O(N)-Universality Classes and the Mermin-Wagner Theorem

TL;DR

This paper explores how O(N)-symmetric models' universality classes change with dimension and field components, highlighting the effects of the Mermin-Wagner theorem and discovering new multi-critical potentials and classes.

Contribution

It provides a continuous analysis of O(N) universality classes across dimensions, revealing the emergence and disappearance of multi-critical potentials and infinite classes at N=0.

Findings

Multi-critical effective potentials exist for 2<d<3 and N≥1.

These potentials vanish at d=2 for N>1, aligning with the Mermin-Wagner theorem.
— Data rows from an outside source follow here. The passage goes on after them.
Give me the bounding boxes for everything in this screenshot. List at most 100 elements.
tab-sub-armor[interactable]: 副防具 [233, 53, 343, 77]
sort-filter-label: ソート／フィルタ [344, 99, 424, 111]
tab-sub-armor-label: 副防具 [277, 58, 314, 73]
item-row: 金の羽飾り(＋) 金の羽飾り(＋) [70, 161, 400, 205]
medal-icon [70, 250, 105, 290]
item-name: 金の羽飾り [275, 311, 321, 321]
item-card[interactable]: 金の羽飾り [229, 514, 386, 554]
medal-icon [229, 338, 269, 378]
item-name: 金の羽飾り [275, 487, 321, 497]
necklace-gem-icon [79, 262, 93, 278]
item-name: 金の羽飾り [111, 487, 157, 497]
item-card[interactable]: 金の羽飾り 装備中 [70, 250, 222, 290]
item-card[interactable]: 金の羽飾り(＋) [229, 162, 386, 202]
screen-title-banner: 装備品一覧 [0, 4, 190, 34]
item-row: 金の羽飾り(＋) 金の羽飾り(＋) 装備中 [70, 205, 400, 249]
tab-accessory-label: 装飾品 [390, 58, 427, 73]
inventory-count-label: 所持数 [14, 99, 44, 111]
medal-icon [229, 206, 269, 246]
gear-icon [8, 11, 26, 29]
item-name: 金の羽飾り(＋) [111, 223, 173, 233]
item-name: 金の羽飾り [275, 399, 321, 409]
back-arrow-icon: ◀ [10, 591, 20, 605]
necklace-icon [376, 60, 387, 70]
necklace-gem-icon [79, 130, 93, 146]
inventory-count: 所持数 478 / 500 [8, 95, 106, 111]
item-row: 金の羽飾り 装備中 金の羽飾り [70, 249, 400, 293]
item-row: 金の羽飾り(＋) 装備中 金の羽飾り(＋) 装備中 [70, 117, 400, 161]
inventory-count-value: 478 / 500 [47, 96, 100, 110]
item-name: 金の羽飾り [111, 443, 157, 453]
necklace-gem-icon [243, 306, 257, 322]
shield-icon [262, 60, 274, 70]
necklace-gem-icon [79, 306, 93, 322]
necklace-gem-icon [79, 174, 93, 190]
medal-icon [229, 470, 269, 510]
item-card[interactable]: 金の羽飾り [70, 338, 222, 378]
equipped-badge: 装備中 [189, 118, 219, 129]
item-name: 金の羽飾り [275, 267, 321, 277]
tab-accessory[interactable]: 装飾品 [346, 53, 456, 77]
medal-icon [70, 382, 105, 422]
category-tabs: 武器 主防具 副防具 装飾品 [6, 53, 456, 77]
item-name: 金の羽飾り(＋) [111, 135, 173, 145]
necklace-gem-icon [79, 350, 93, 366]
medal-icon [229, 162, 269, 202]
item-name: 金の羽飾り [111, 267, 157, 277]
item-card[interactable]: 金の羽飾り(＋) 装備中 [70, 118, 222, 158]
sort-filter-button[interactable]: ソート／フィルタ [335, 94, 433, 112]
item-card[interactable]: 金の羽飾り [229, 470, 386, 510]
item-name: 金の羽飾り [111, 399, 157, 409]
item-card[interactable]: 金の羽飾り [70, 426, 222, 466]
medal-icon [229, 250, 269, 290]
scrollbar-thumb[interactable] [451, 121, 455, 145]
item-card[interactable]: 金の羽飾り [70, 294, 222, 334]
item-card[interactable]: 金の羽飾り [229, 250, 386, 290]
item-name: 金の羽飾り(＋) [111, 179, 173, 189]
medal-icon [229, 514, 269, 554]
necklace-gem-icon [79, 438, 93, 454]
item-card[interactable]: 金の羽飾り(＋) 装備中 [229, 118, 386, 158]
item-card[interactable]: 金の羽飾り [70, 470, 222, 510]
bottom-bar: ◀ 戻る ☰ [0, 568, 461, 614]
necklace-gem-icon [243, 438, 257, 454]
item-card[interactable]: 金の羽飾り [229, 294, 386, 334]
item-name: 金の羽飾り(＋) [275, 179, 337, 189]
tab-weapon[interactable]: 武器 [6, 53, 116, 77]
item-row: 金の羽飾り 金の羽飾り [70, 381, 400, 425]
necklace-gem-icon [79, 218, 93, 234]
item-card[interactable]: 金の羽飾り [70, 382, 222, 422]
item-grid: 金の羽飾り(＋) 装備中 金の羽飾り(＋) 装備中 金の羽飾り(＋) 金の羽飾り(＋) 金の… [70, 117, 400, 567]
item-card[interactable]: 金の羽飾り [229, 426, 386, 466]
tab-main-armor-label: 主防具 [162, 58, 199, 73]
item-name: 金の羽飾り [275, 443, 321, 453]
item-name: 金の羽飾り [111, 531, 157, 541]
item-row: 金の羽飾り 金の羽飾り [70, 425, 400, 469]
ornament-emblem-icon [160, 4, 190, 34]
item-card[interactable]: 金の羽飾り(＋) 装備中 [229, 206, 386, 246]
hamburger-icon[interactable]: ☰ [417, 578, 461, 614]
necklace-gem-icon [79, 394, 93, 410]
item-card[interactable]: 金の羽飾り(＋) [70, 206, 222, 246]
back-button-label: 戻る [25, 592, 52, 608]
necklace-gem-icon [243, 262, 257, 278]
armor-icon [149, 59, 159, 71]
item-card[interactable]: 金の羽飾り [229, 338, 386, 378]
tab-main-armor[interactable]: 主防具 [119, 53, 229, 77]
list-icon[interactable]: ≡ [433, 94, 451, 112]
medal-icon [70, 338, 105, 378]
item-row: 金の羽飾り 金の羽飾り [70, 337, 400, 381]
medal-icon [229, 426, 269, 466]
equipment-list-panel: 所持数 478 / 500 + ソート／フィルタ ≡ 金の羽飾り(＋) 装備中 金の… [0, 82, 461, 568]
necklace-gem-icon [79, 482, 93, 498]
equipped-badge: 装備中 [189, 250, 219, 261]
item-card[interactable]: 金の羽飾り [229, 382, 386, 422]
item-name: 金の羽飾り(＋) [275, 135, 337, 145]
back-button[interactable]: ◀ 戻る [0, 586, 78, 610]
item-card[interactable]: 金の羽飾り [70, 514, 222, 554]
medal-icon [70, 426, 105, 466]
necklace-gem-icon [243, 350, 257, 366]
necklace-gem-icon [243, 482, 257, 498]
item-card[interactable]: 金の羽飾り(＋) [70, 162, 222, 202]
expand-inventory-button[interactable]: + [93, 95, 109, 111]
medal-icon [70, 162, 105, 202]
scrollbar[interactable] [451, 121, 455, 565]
An infinite family of O(N=0) classes exists in two dimensions.

Abstract

We study how universality classes of O(N)-symmetric models depend continuously on the dimension d and the number of field components N. We observe, from a renormalization group perspective, how the implications of the Mermin-Wagner-Hohenberg theorem set in as we gradually deform theory space towards d=2. For fractal dimension in the range 2<d<3 we observe, for any N bigger than or equal to 1, a finite family of multi-critical effective potentials of increasing order. Apart for the N=1 case, these disappear in d=2 consistently with the Mermin-Wagner-Hohenberg theorem. Finally, we study O(N=0)-universality classes and find an infinite family of these in two dimensions.